Researchers at the University of Washington and the University of California-Los Angeles showed how a specifically targeted antimicrobial peptide, or STAMP, eradicates harmful acid-producing Streptococcus mutans bacteria without killing benign bacteria.
The study is published in the June issue of the Proceedings of the National Academy of Sciences.
The finding is a critical advance because the vast majority of bacterial cells in the human mouth are not harmful. However, most common broad-spectrum antibiotics and conventional mouthwashes indiscriminately kill both beneficial and harmful bacteria, and their effects last only about 12 hours.
As a result, no effective treatment exists for bacteria-induced tooth decay. While fluoride has been an effective weapon against tooth decay, it works by strengthening tooth enamel rather than attacking Streptococcus mutans, which converts sucrose to lactic acid that attacks the teeth.

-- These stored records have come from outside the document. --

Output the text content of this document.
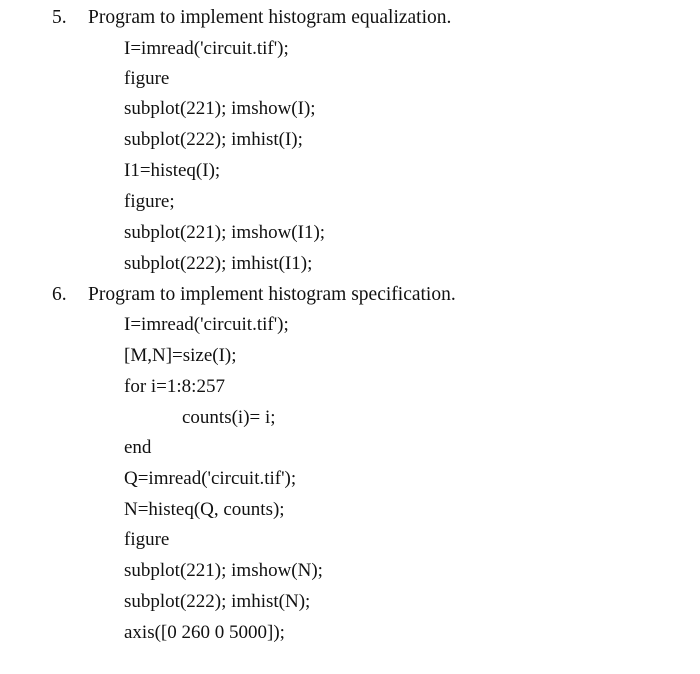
5. Program to implement histogram equalization.
I=imread('circuit.tif');
figure
subplot(221); imshow(I);
subplot(222); imhist(I);
I1=histeq(I);
figure;
subplot(221); imshow(I1);
subplot(222); imhist(I1);
6. Program to implement histogram specification.
I=imread('circuit.tif');
[M,N]=size(I);
for i=1:8:257
counts(i)= i;
end
Q=imread('circuit.tif');
N=histeq(Q, counts);
figure
subplot(221); imshow(N);
subplot(222); imhist(N);
axis([0 260 0 5000]);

The STAMP approach, on the other hand, restructures the mouth’s microbiome, or microorganism population, to produce an environment that supports better oral health. Moreover, the approach could be used against other microbiome-related diseases, meaning it could have an impact far beyond dentistry, said Wenyuan Shi, the study’s lead author and chair of oral biology at the UCLA School of Dentistry.
A growing number of studies have linked changes in the composition of the human microbiome to numerous disease states. When bacteria cause diseases, it is typically because they grow beyond their normal population size or niche (which can occur when the body’s immune system is compromised) or because microbes enter parts of the body that are normally sterile, such as the blood, lower respiratory tract or abdominal cavity.

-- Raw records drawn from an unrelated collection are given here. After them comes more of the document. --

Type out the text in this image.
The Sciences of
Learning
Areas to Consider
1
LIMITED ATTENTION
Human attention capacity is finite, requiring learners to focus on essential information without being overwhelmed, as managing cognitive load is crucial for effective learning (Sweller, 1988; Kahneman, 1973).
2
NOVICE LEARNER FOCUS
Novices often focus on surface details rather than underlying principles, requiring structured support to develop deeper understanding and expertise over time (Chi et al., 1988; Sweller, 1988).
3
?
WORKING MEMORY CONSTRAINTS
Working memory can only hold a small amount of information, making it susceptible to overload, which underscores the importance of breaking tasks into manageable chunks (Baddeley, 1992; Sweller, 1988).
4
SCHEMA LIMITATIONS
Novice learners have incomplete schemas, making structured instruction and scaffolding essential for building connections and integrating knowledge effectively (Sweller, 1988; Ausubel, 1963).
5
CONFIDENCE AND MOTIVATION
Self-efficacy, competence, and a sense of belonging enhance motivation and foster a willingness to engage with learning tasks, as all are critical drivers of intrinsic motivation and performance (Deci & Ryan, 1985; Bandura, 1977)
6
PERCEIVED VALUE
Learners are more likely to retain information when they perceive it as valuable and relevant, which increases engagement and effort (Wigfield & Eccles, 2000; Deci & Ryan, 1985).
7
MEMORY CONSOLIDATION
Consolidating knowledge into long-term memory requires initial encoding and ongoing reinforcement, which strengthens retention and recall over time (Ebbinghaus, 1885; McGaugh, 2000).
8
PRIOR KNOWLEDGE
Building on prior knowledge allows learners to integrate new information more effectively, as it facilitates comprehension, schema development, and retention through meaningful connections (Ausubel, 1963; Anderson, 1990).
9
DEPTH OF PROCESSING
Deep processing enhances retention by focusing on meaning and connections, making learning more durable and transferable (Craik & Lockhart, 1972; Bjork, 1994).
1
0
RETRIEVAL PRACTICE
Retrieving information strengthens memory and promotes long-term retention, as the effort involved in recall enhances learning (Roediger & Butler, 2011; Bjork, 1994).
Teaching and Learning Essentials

Study co-author Jeffrey McLean of the UW School of Dentistry said, “Targeted killing of individual species that can trigger or significantly advance disease within our delicately poised microbiome is crucial to keep the entire system in balance. This study also represents a major step toward understanding how that balance may be shifted toward a healthy state after removing a single disruptive member of the human microbiome community.”

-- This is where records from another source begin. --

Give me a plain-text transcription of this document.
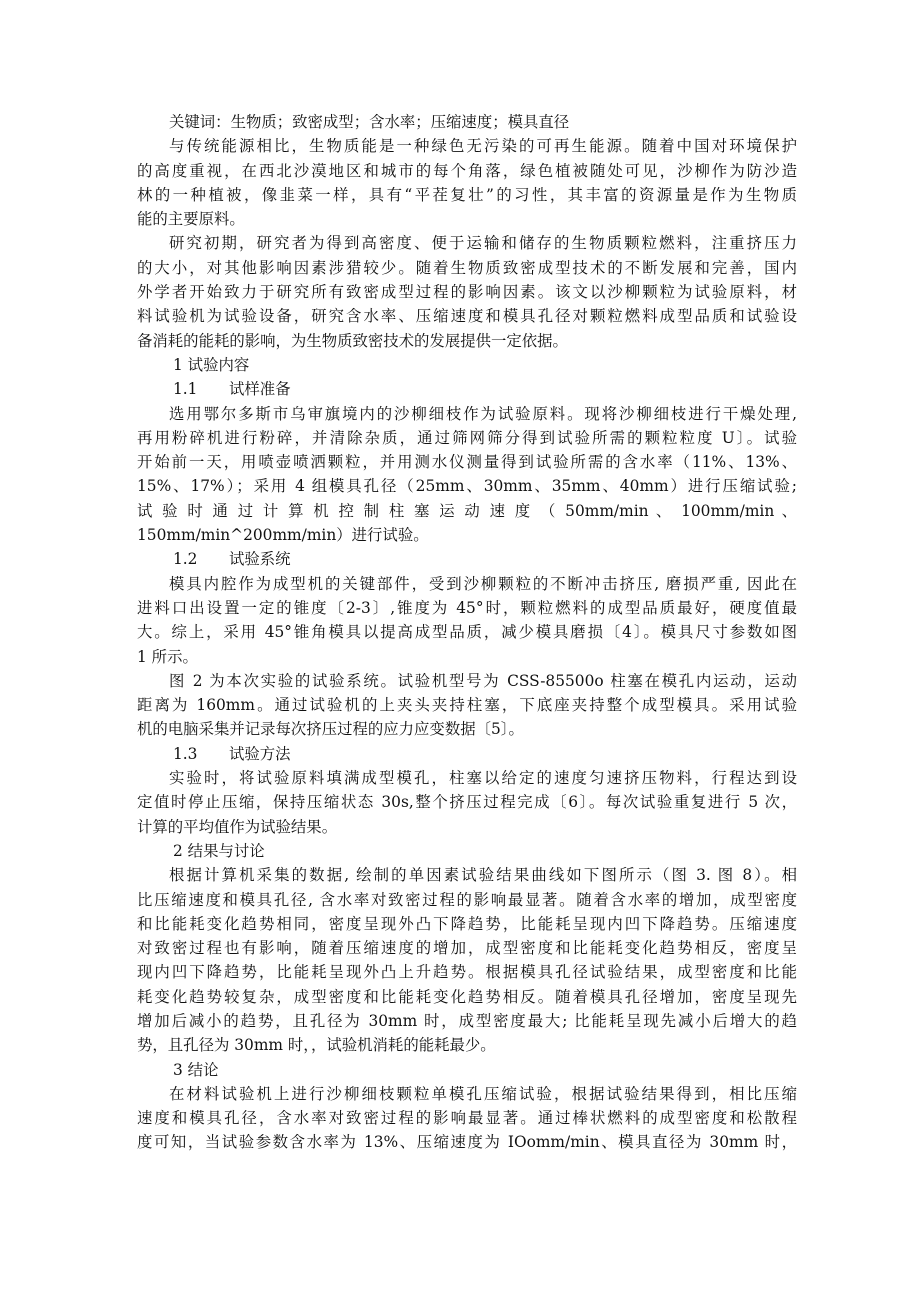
关键词：生物质；致密成型；含水率；压缩速度；模具直径
与传统能源相比，生物质能是一种绿色无污染的可再生能源。随着中国对环境保护
的高度重视，在西北沙漠地区和城市的每个角落，绿色植被随处可见，沙柳作为防沙造
林的一种植被，像韭菜一样，具有“平茬复壮”的习性，其丰富的资源量是作为生物质
能的主要原料。
研究初期，研究者为得到高密度、便于运输和储存的生物质颗粒燃料，注重挤压力
的大小，对其他影响因素涉猎较少。随着生物质致密成型技术的不断发展和完善，国内
外学者开始致力于研究所有致密成型过程的影响因素。该文以沙柳颗粒为试验原料，材
料试验机为试验设备，研究含水率、压缩速度和模具孔径对颗粒燃料成型品质和试验设
备消耗的能耗的影响，为生物质致密技术的发展提供一定依据。
1 试验内容
1.1 试样准备
选用鄂尔多斯市乌审旗境内的沙柳细枝作为试验原料。现将沙柳细枝进行干燥处理,
再用粉碎机进行粉碎，并清除杂质，通过筛网筛分得到试验所需的颗粒粒度 U〕。试验
开始前一天，用喷壶喷洒颗粒，并用测水仪测量得到试验所需的含水率（11%、13%、
15%、17%）；采用 4 组模具孔径（25mm、30mm、35mm、40mm）进行压缩试验;
试 验 时 通 过 计 算 机 控 制 柱 塞 运 动 速 度 （ 50mm/min 、 100mm/min 、
150mm/min^200mm/min）进行试验。
1.2 试验系统
模具内腔作为成型机的关键部件，受到沙柳颗粒的不断冲击挤压, 磨损严重, 因此在
进料口出设置一定的锥度〔2-3〕,锥度为 45°时，颗粒燃料的成型品质最好，硬度值最
大。综上，采用 45°锥角模具以提高成型品质，减少模具磨损〔4〕。模具尺寸参数如图
1 所示。
图 2 为本次实验的试验系统。试验机型号为 CSS-85500o 柱塞在模孔内运动，运动
距离为 160mm。通过试验机的上夹头夹持柱塞，下底座夹持整个成型模具。采用试验
机的电脑采集并记录每次挤压过程的应力应变数据〔5〕。
1.3 试验方法
实验时，将试验原料填满成型模孔，柱塞以给定的速度匀速挤压物料，行程达到设
定值时停止压缩，保持压缩状态 30s,整个挤压过程完成〔6〕。每次试验重复进行 5 次，
计算的平均值作为试验结果。
2 结果与讨论
根据计算机采集的数据, 绘制的单因素试验结果曲线如下图所示（图 3. 图 8）。相
比压缩速度和模具孔径, 含水率对致密过程的影响最显著。随着含水率的增加，成型密度
和比能耗变化趋势相同，密度呈现外凸下降趋势，比能耗呈现内凹下降趋势。压缩速度
对致密过程也有影响，随着压缩速度的增加，成型密度和比能耗变化趋势相反，密度呈
现内凹下降趋势，比能耗呈现外凸上升趋势。根据模具孔径试验结果，成型密度和比能
耗变化趋势较复杂，成型密度和比能耗变化趋势相反。随着模具孔径增加，密度呈现先
增加后减小的趋势，且孔径为 30mm 时，成型密度最大; 比能耗呈现先减小后增大的趋
势，且孔径为 30mm 时，，试验机消耗的能耗最少。
3 结论
在材料试验机上进行沙柳细枝颗粒单模孔压缩试验，根据试验结果得到，相比压缩
速度和模具孔径，含水率对致密过程的影响最显著。通过棒状燃料的成型密度和松散程
度可知，当试验参数含水率为 13%、压缩速度为 IOomm/min、模具直径为 30mm 时，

C16G2, the specific peptide involved in this study, is now delivered via a gel tray, which the researchers chose as a more promising vehicle than mouthwash.
It is being developed for use in preventing tooth decay and cavities under an investigational drug application with the U.S. Food and Drug Administration by Los Angeles-based C3 Jian, a company Shi founded around patent rights he developed at UCLA. It is currently in Phase 2 clinical trials.